Le succès de ces mouvements s'explique sans doute par la sociologie de cette population de travailleurs indépendants qui se fréquentent beaucoup dans les stations, ne manquent jamais une occasion de se plaindre (à les entendre personne ne travaille plus qu'eux) et ne gagnent pas très bien leur vie. Le chiffre d'affaire de la profession (55 590 conducteurs) ne dépasse pas les 3 milliards d'$, ce qui fait un CA de l'ordre de 54 000€ annuel par conducteur. Une fois payées leur voiture, l'essence et remboursé leurs emprunts, il n'y a effectivement pas de quoi rouler sur l'or même si certains s'en tirent mieux que d'autres. Cela pourrait les inciter à rechercher une autre organisation de leur profession. S'ils ne le font pas, c'est que le système actuel les enrichit sans rien faire. Oui, sans rien faire!
Le nombre de "plaques" délivrées par les préfectures, plaques indispensables pour travailler, étant depuis des années bloqué, les prix de celles-ci ont monté jusqu'à atteindre des sommes absurdes (190 000€ à Paris, 300 000€ à Nice). Cette augmentation du prix des plaques de taxi est un effet secondaire, inattendu du chômage de masse qui a introduit dans le métier une nouvelle population : des salariés qui ont perdu leur emploi, perçu des indemnités et qui doutent de la possibilité de retrouver un emploi rapidement.
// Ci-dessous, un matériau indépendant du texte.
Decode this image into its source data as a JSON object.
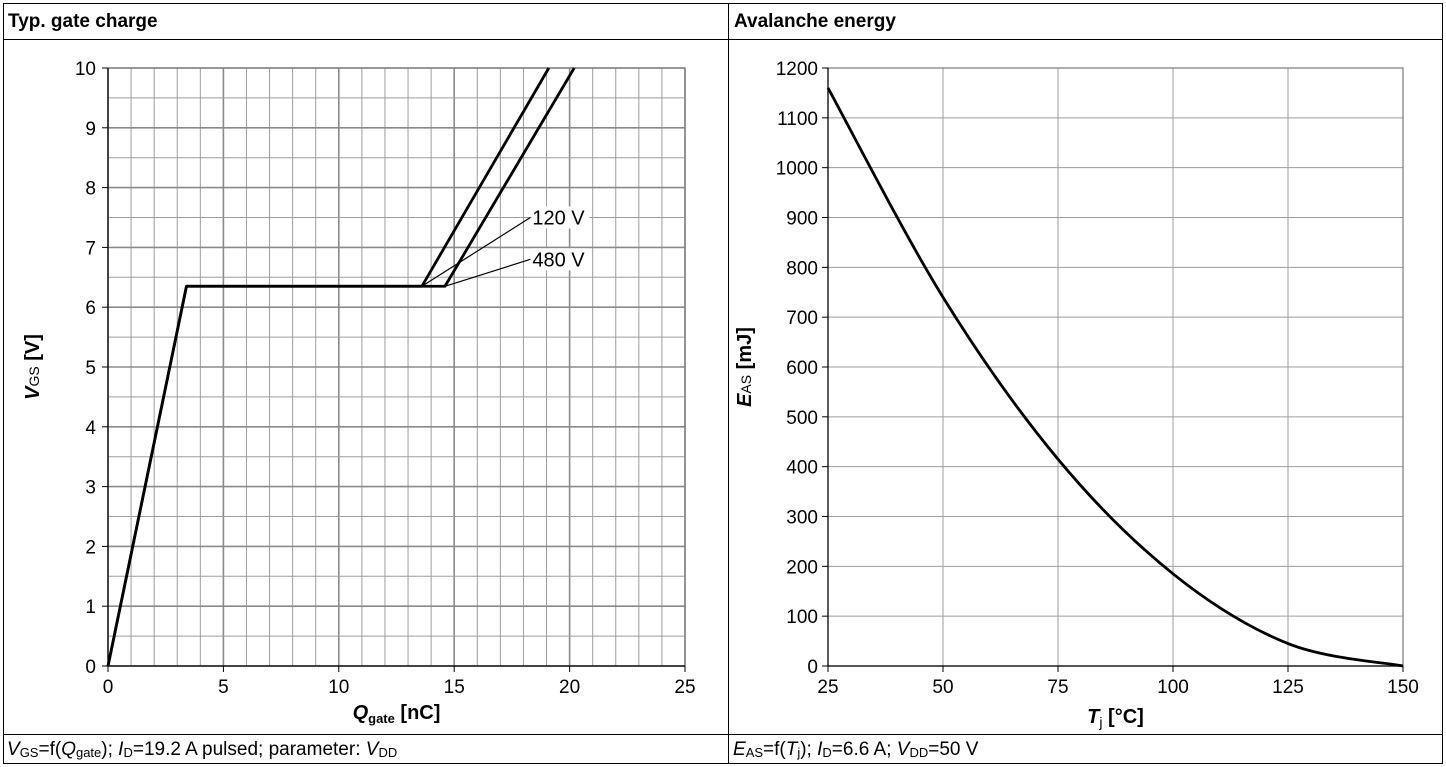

Le métier de taxi leur parait "facile" (conduire un taxi ne demande pas de grandes compétences, il suffit de trois mois pour se former) et sans grands risques (investir dans un commerce est certainement plus risqué que d'investir dans une plaque de taxi). Résultat de ce décalage organisé de l'offre et de la demande, l'achat de la plaque est devenu un excellent placement. La même plaque parisienne qui vaut aujourd'hui 190 000€ en valait 120 000€ en 2000, soit une progression de 60% en 7 ans. Qui dit mieux? Il n'y a pas que les capitalistes qui s'enrichissent en dormant!
Pour financer cette plaque, mais aussi leur voiture, les taxis empruntent. Les remboursements réduisent leurs revenus, d'où ces plaintes et protestations permanentes. Comme ils ne veulent pas d'une déréglementation qui réduirait la valeur de leur plaque, qu'ils sont pris à la gorge par des coûts toujours plus élevés, que les tarifs sont administrés, ils demandent aux pouvoirs publics de régler leurs problèmes. Un jour, ils manifestent et obtiennent la détaxation du carburant, le lendemain une augmentation des tarifs plus ou moins déguisée (comme il y a quelques mois par la modification du début et de la fin des heures de nuit). Mais qui dit augmentation des tarifs dit réduction du nombre de courses. En 1960, les taxis effectuaient 20 prises en charge par jour, ils n'en réalisent plus que 13 par jour.
Il serait intéressant de calculer l'effet d'une baisse des prix des taxis sur la circulation automobile. A partir de quel moment, il serait plus intéressant pour les parisiens de prendre un taxi plutôt que leur voiture. Si des études de ce type existent, elles sont bien cachées. En attendant, les pouvoirs publics que les derniers sondages ont affolé, cèdent, rendant un peu plus illisible leur politique. Mais c'est une autre affaire.